He attended and celebrated his Bar Mitzvah at Temple Beth Shalom. His family recalls that Landon "went through a lot of hassle studying for the big event, which included bicycling to a nearby town every day in order to learn how to read Hebrew and recite prayers.
Doesn't mean anything to you ?
Yes. In that "temple" like all other reform "temples"* they marry men with men and perform abominations, so it was a sin for him to step into that whorehouse like for any person. As for his "bar mitzvah" and "struggle", if I tell you take 10 years, make a giant weird structure for me, and at the end, you have to pay me for doing it, that's basically what happened there. I have family members that married non-Jewish women. Some decided to be Jews, converted, and are now religious and wonderful brilliant Jews.
You too, Italian Zionist, can go online right now to one of many reform websites, pay $500, read a book about why you should be athiest by some Rabbi Christina, who happens to be a lesbian, and they will call you as Jewish as him. They'll even make a fun bar mitzvah. They also make bark mitzvahs for your dogs, and they make the dog wear a much better tefillin than they make people wear.
The reform have a festival where they try to eat the most unkosher food possible, lobster with cheese, shrimp with snails, whatever they can. Even though they put a lot of effort into it and call it a Jewish event, the only thing it means to Jews is that they are spitting on Hashem and his law, we do not give them any credit for it. Nor does halacha.
*(Why call it that? They started saying Germany is our Israel and Berlin is our Jerusalem so our synagogues are just as good as the holy Temple, we don't need Israel. They realized that Germany didn't feel the same way a few million dead Jews later, but now they say the same for America)
I am not so sure about that.
What does it mean to Hashem when a non-Jew eats matzah on Pesach? Same thing Gemarra says if you put tefillin on him, it is considered to be sitting on the table accomplishing nothing. There might be an argument that there's a sin there, but the basic understanding of halacha is that Jewish women are not rewarded for doing things that are commanded to Jewish men and not to women (with the exception of shabbos candle lighting, because we have a halachic way to delegate that to them so they share the reward even if it's still our mitzvah). A slave of a Jew is not rewarded for keeping things that a woman must keep and not them, and a non-Jew is not rewarded for keeping things that apply to any of them only.
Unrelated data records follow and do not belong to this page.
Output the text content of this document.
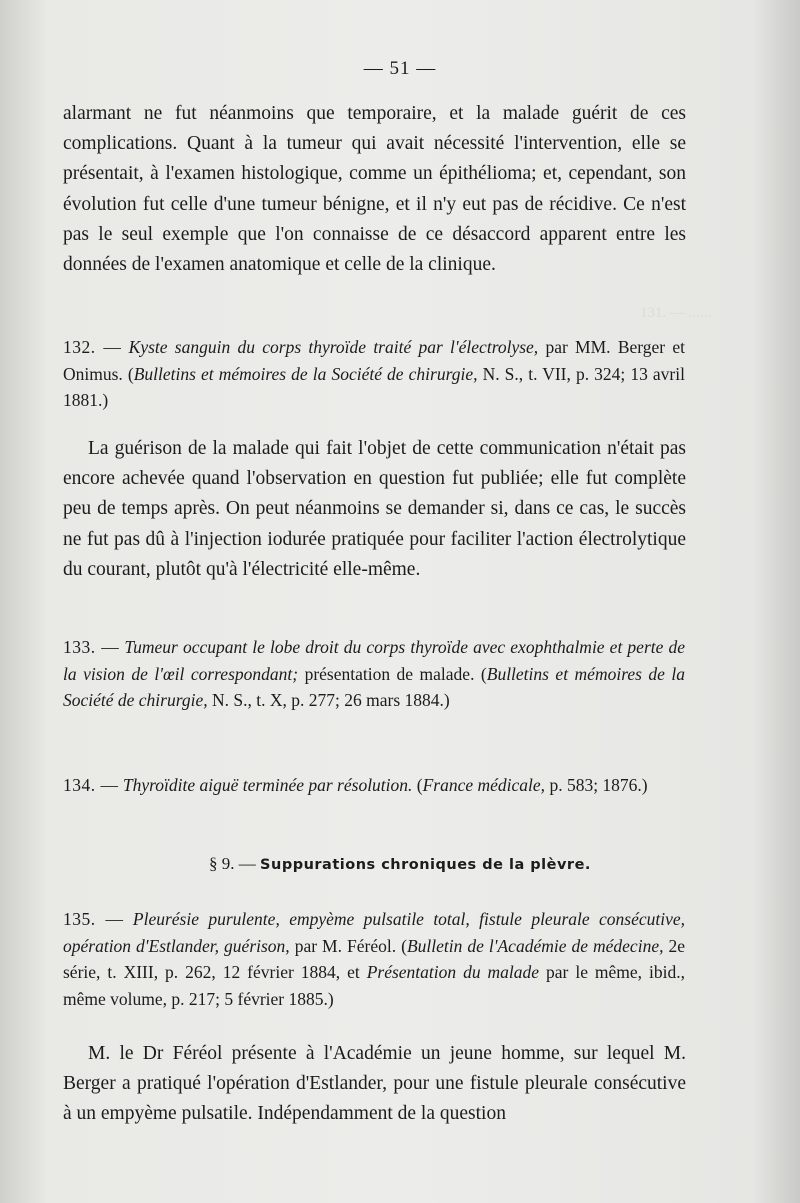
131. — ......
— 51 —
alarmant ne fut néanmoins que temporaire, et la malade guérit de ces complications. Quant à la tumeur qui avait nécessité l'intervention, elle se présentait, à l'examen histologique, comme un épithélioma; et, cependant, son évolution fut celle d'une tumeur bénigne, et il n'y eut pas de récidive. Ce n'est pas le seul exemple que l'on connaisse de ce désaccord apparent entre les données de l'examen anatomique et celle de la clinique.
132. — Kyste sanguin du corps thyroïde traité par l'électrolyse, par MM. Berger et Onimus. (Bulletins et mémoires de la Société de chirurgie, N. S., t. VII, p. 324; 13 avril 1881.)
La guérison de la malade qui fait l'objet de cette communication n'était pas encore achevée quand l'observation en question fut publiée; elle fut complète peu de temps après. On peut néanmoins se demander si, dans ce cas, le succès ne fut pas dû à l'injection iodurée pratiquée pour faciliter l'action électrolytique du courant, plutôt qu'à l'électricité elle-même.
133. — Tumeur occupant le lobe droit du corps thyroïde avec exophthalmie et perte de la vision de l'œil correspondant; présentation de malade. (Bulletins et mémoires de la Société de chirurgie, N. S., t. X, p. 277; 26 mars 1884.)
134. — Thyroïdite aiguë terminée par résolution. (France médicale, p. 583; 1876.)
§ 9. — Suppurations chroniques de la plèvre.
135. — Pleurésie purulente, empyème pulsatile total, fistule pleurale consécutive, opération d'Estlander, guérison, par M. Féréol. (Bulletin de l'Académie de médecine, 2e série, t. XIII, p. 262, 12 février 1884, et Présentation du malade par le même, ibid., même volume, p. 217; 5 février 1885.)
M. le Dr Féréol présente à l'Académie un jeune homme, sur lequel M. Berger a pratiqué l'opération d'Estlander, pour une fistule pleurale consécutive à un empyème pulsatile. Indépendamment de la question
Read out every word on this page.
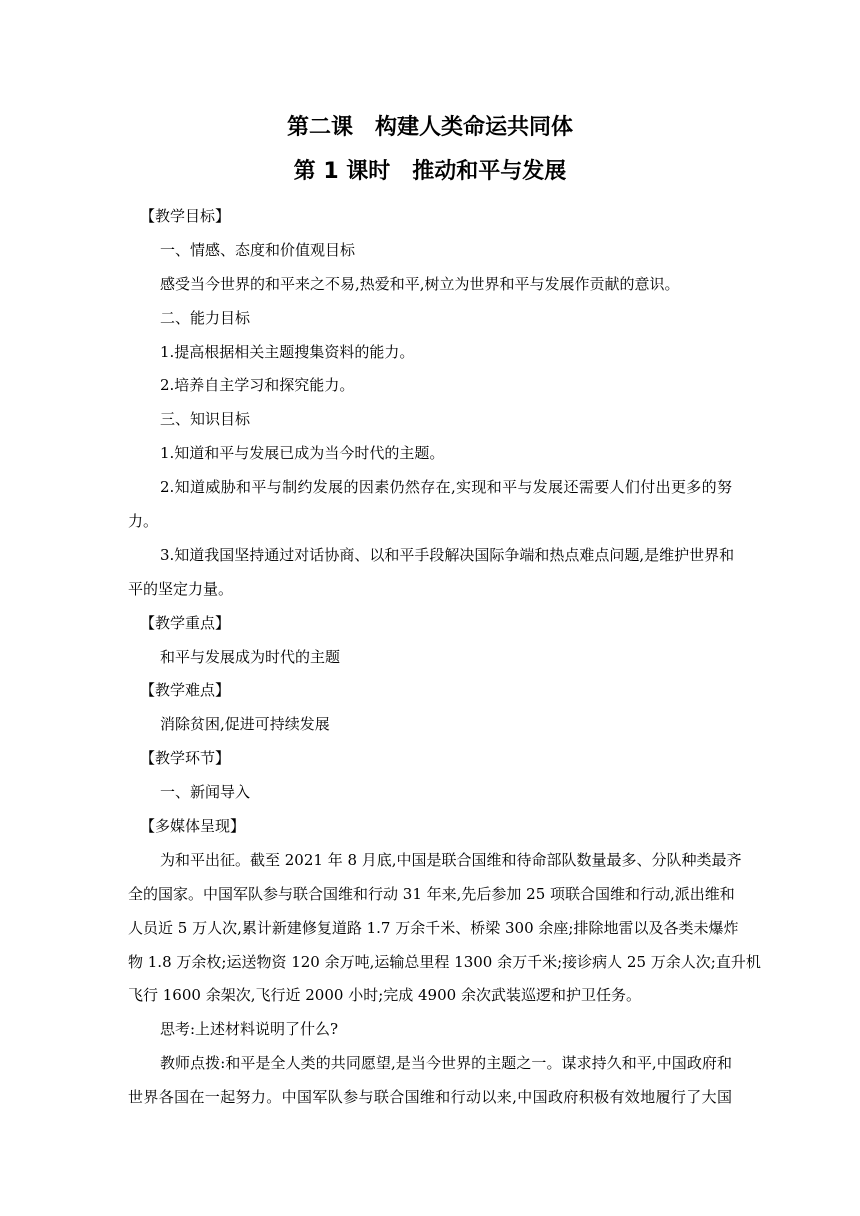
第二课　构建人类命运共同体
第 1 课时　推动和平与发展
【教学目标】
一、情感、态度和价值观目标
感受当今世界的和平来之不易,热爱和平,树立为世界和平与发展作贡献的意识。
二、能力目标
1.提高根据相关主题搜集资料的能力。
2.培养自主学习和探究能力。
三、知识目标
1.知道和平与发展已成为当今时代的主题。
2.知道威胁和平与制约发展的因素仍然存在,实现和平与发展还需要人们付出更多的努
力。
3.知道我国坚持通过对话协商、以和平手段解决国际争端和热点难点问题,是维护世界和
平的坚定力量。
【教学重点】
和平与发展成为时代的主题
【教学难点】
消除贫困,促进可持续发展
【教学环节】
一、新闻导入
【多媒体呈现】
为和平出征。截至 2021 年 8 月底,中国是联合国维和待命部队数量最多、分队种类最齐
全的国家。中国军队参与联合国维和行动 31 年来,先后参加 25 项联合国维和行动,派出维和
人员近 5 万人次,累计新建修复道路 1.7 万余千米、桥梁 300 余座;排除地雷以及各类未爆炸
物 1.8 万余枚;运送物资 120 余万吨,运输总里程 1300 余万千米;接诊病人 25 万余人次;直升机
飞行 1600 余架次,飞行近 2000 小时;完成 4900 余次武装巡逻和护卫任务。
思考:上述材料说明了什么?
教师点拨:和平是全人类的共同愿望,是当今世界的主题之一。谋求持久和平,中国政府和
世界各国在一起努力。中国军队参与联合国维和行动以来,中国政府积极有效地履行了大国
Perhaps in his heart he was acting out of love for Hashem, and love for Hashem is richly rewarded. Since the reform lied to him, the sins he makes go to the person that made him ignorant of the situation, he is making a sin in ignorance because the reform "put a stumbling block before the blind", and therefore can not be held liable in the court of heaven. So if it was a sin, it's not his, but in no way, shape or form is the action itself a mitzvah, though of course he is rewarded if there was righteousness in his heart while doing it.
It would be very, very bad for him if it was a mitzvah. The category of the sins that damage you the most in the world to come are "mizvot done through sin", because then your defense is your prosecutor. You can imagine how badly that would play out on Earth, and it's basically the same.
I don't know about halacha, my point was you can't say G-d doesn't give a damn about something.
Now you're getting into an ultimately nuanced zone. Technically, there are 7 traits Hashem said about himself, like slow to anger quick to forgive, and according to Rambam, we can positively say Hashem is those while admitting that we have very little understanding about those concepts, and can't push Hashem into whatever box we decided means one of those. If you say anything outside of those seven, according to Rambam, you must always communicate in a double negative, Hashem doesn't not want good for you. We know there are things about Hashem that aren't true, but any real understanding outside of the seven traits is not possible for human minds, as far as I am aware, at least until Moshiach comes, may it be right now G-d willing.
What do you mean I can't say it? We study the Torah in order to know what God wants and doesn't want. Since the discussion is about a person who is halachically Gentile, there is no question the ceremony was meaningless and sinful. To pretend otherwise is intellectually dishonest.
Is that the reason that gentiles study Torah according to your Rabbi? We do it for its own sake, but definitely we do come across things that Hashem "doesn't not like" and "doesn't not dislike" (to make the wonderful Zelhar all puckered up and satiated) all the time. The rest you said is correct, though there can be a debate to say it was just doing nothing and not sinful, there are points on both sides, I am undecided there, or rather, "kinda agree, kinda don't" with both.